I wrote a User-Defined Function that implements the FNV (Fowler-Voll-No) hash function for MySQL. I’m not the first person to do this—in fact, I was inspired by the Google patches for MySQL. But my implementation is a little bit different from most, in a very important way that leads directly to much higher performance, especially suited for the Maatkit tools.
A bit of background: FNV hashing is a very fast hash algorithm that operates in fixed memory. It is widely used in lots of important areas in computer science. My implementation requires absolutely no malloc()
calls, which is a darn good thing because I am not to be trusted with malloc()
, having spent too many years programming in managed languages. I made it return a 64-bit integer, which matches the size MySQL uses internally for most integer arithmetic.
The most important thing I did was make my UDF accept 1 to infinity arguments. That means you can hash entire rows with a single function call. And that is very useful for the Maatkit table-checksumming tools, which tend to run about 8-10 times faster when they don’t have to make MySQL do a bunch of string concatenation. That translates directly to less impact on the server, and less replica lag (if that is a problem for you).
Here’s how my implementation works:
SELECT FNV_64(col1, col2, col3, .... colN) FROM ...
Compare this to MD5() hashing that accomplishes the same thing:
SELECT MD5(CONCAT_WS('#', col1, col2, col3, .... colN)) FROM ...
The UDF’s code is distributed with Maatkit, and I plan to eventually build it as a binary that can be installed without requiring you to compile it. However, compiling is very easy; there are instructions in the source code comments. Installing is also easy: just a simple SQL statement.

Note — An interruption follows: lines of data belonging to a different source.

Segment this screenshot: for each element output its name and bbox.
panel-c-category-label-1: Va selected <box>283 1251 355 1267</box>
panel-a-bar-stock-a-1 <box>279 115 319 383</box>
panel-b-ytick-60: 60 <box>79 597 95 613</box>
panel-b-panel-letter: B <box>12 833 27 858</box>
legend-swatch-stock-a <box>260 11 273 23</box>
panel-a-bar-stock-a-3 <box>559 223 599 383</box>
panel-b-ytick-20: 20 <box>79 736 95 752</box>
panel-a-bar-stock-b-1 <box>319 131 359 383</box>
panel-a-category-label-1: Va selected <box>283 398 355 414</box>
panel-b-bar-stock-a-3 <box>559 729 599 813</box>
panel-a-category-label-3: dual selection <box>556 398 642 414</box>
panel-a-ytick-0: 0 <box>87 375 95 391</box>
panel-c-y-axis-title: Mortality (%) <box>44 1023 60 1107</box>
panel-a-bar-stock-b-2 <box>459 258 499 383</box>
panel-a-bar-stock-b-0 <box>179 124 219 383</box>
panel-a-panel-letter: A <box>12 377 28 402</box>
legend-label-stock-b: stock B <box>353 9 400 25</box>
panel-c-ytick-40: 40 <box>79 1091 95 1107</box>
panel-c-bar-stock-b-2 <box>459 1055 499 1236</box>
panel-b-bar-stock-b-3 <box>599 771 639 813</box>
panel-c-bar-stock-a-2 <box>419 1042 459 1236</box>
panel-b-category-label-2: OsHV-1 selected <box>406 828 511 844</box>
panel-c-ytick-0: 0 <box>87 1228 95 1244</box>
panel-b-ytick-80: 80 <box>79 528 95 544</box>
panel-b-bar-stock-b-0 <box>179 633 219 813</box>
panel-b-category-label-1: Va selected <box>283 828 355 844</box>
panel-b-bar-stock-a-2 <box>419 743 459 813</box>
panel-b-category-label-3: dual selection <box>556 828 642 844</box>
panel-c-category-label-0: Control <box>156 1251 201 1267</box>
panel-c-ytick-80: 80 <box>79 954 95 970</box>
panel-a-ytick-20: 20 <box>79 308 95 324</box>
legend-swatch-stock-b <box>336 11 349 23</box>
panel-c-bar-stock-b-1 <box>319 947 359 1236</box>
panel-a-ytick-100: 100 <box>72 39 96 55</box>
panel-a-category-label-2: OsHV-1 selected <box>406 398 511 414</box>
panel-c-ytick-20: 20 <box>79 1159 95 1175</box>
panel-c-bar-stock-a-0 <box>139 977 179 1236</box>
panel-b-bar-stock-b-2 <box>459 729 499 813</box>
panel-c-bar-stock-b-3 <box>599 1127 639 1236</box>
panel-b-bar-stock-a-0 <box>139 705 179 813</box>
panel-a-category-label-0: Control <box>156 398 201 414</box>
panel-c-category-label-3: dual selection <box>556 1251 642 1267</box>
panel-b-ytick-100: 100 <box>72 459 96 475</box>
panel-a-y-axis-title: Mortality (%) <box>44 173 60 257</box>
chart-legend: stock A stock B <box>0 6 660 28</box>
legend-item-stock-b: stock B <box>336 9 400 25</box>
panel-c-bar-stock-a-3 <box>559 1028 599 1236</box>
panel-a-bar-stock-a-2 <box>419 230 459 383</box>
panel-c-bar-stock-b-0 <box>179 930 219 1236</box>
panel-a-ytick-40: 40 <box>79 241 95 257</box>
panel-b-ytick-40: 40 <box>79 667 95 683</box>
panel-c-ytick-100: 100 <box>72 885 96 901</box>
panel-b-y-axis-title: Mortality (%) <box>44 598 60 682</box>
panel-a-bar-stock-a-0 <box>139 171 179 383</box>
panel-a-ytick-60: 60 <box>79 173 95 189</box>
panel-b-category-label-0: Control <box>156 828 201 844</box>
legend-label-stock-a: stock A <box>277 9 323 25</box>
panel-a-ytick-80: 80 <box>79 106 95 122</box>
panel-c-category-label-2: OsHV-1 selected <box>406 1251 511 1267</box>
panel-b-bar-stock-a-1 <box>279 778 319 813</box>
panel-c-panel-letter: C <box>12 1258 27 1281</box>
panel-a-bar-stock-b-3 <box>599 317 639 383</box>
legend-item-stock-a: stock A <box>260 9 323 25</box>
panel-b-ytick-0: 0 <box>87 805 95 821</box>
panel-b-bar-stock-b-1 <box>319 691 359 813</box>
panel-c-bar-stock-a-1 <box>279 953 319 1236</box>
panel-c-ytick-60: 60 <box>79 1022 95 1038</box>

If you’re using Maatkit to make sure your replicas have the same data as their master, you should install the UDF on all your servers for a significant performance boost. You’ll save your servers a lot of work. You don’t need to do anything extra for Maatkit to take advantage of it. Maatkit will auto-detect it if you have it installed.
I’ve been running it in production for a couple of months now with nothing but good results. And the code is drop-dead simple, so I think the chance of bugs is very slim. But if you have questions, problems, bug reports etc, please use the Maatkit project page to report them.